How Didi Doubled Elasticsearch Write Throughput and Cut Server Costs

Background

Didi operates an Elasticsearch platform serving all internal search, logging, security analytics and metric workloads, with over 3000 nodes, 5 PB of data, more than a trillion documents, peak write throughput of 20 M writes per second and nearly one billion queries per day. After implementing hot‑cold data separation, the cluster began experiencing write rejections and latency spikes.

Write Bottleneck Analysis

Initial profiling showed low CPU (<50 %) and idle I/O, yet write speed plateaued at ~200 k writes/s on a 10‑node index and ~300 k writes/s on 16 nodes, indicating a server‑side bottleneck rather than client resources.

Key observations from bulk request slow‑log entries: items=7014 totalMills=2206 max=2203 avg=37 The maximum latency of a bulk request is determined by the slowest BulkShardRequest, revealing a classic long‑tail effect in distributed systems.

Elasticsearch Write Model

A bulk request is assembled on the client node, routed by the document’s routing value into multiple BulkShardRequest s, each sent asynchronously to a shard’s data node. The client waits for all shard responses before returning.

Root Causes of the Long Tail

Lucene refresh : Refresh operations are performed on write threads, causing occasional long pauses.

Translog ReadWriteLock : Write locks block concurrent writes, sometimes adding >100 ms latency.

Write queue saturation : When the write queue fills, requests wait (e.g., waitTime ≈ 200 ms) before execution.

JVM GC pauses : GC can stall writes for tens to hundreds of milliseconds.

Optimization Strategies

1. Write Model Optimization (Eliminate Long Tail)

Introduce a logical shard layer ( number_of_routing_size) and map a batch of bulk requests to a single physical shard using a consistent random routing value. The mapping formula:

slot = hash(random(value)) % (number_of_shards/number_of_routing_size)
shard_num = hash(_routing) % number_of_routing_size + number_of_routing_size * slot

Client SDK is enhanced to generate a single logical shard per bulk batch, and the server forwards the batch to only that shard, drastically reducing the number of shard round‑trips.

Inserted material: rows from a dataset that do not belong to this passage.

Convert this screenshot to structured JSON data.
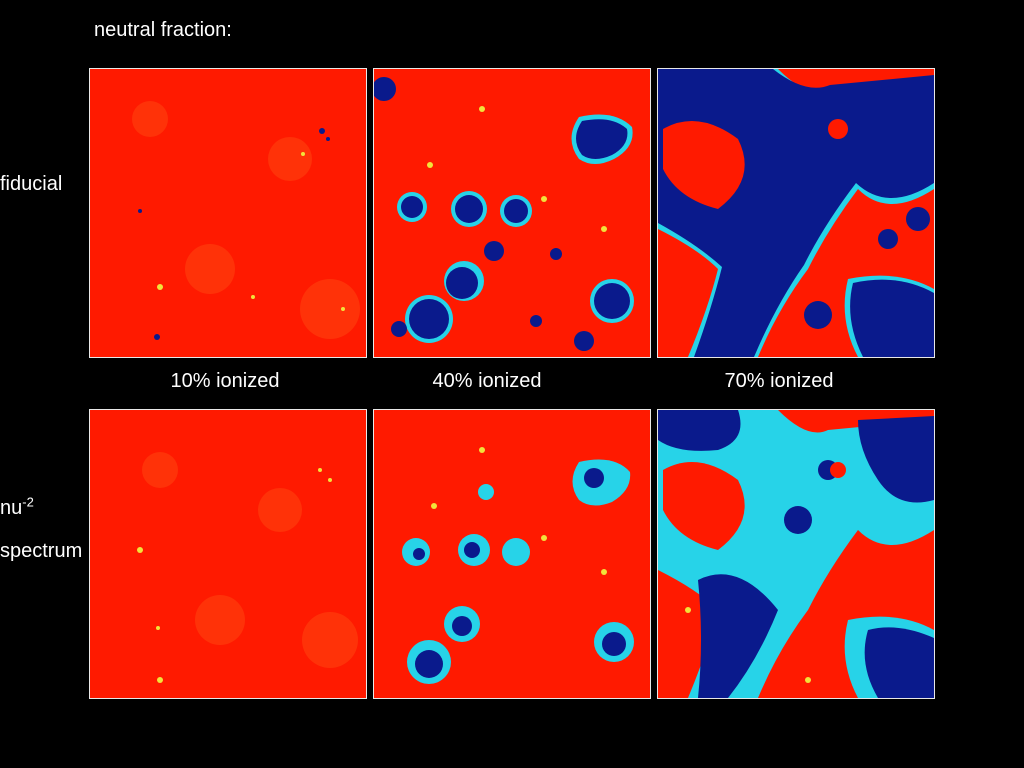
{
  "figure": {
    "title": "neutral fraction:",
    "rows": [
      {
        "label": "fiducial"
      },
      {
        "label_base": "nu",
        "label_sup": "-2",
        "label_line2": "spectrum"
      }
    ],
    "columns": [
      {
        "label": "10% ionized"
      },
      {
        "label": "40% ionized"
      },
      {
        "label": "70% ionized"
      }
    ],
    "colors": {
      "background": "#000000",
      "neutral": "#ff1a00",
      "ionized": "#0a1a8c",
      "edge_cyan": "#27d3e8",
      "edge_yellow": "#f2e33a"
    }
  }
}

2. Single‑Node Write Capability Boost

Back‑ported community improvements: disable refresh on _flush and _force_merge, and translog sync optimizations ( #45765, #47790), yielding ~18 % gain.

Optional translog disabling (with a dynamic switch) for high‑throughput indices, providing 10‑30 % extra speed.

Lucene write‑flow tweak to avoid synchronous segment flush, adding 7‑10 % improvement.

3. Data Cleaning

Removed two large redundant fields (args, response) from log documents, achieving ~20 % write speed increase and ~10 % storage savings.

Production Results

Write model gains : TPS rose from ~50 k/s to 120 k/s (≈2× increase) without changing hardware.

Write rejection reduction : Queue‑full rejections dropped dramatically, improving overall CPU utilization.

Latency mitigation : End‑to‑end write latency fell substantially, as shown by before/after latency charts.

The combined optimizations allowed Didi to support hot‑cold separation and large‑spec storage on fewer SSD machines, retiring over 400 physical servers and saving roughly ten million dollars annually.

Conclusion

Didi’s deep dive into Elasticsearch’s write path uncovered multiple long‑tail contributors. By routing bulk traffic to a single shard, tuning Lucene and translog behavior, and cleaning data, the team more than doubled write throughput, cut costs, and set the stage for further performance and stability enhancements.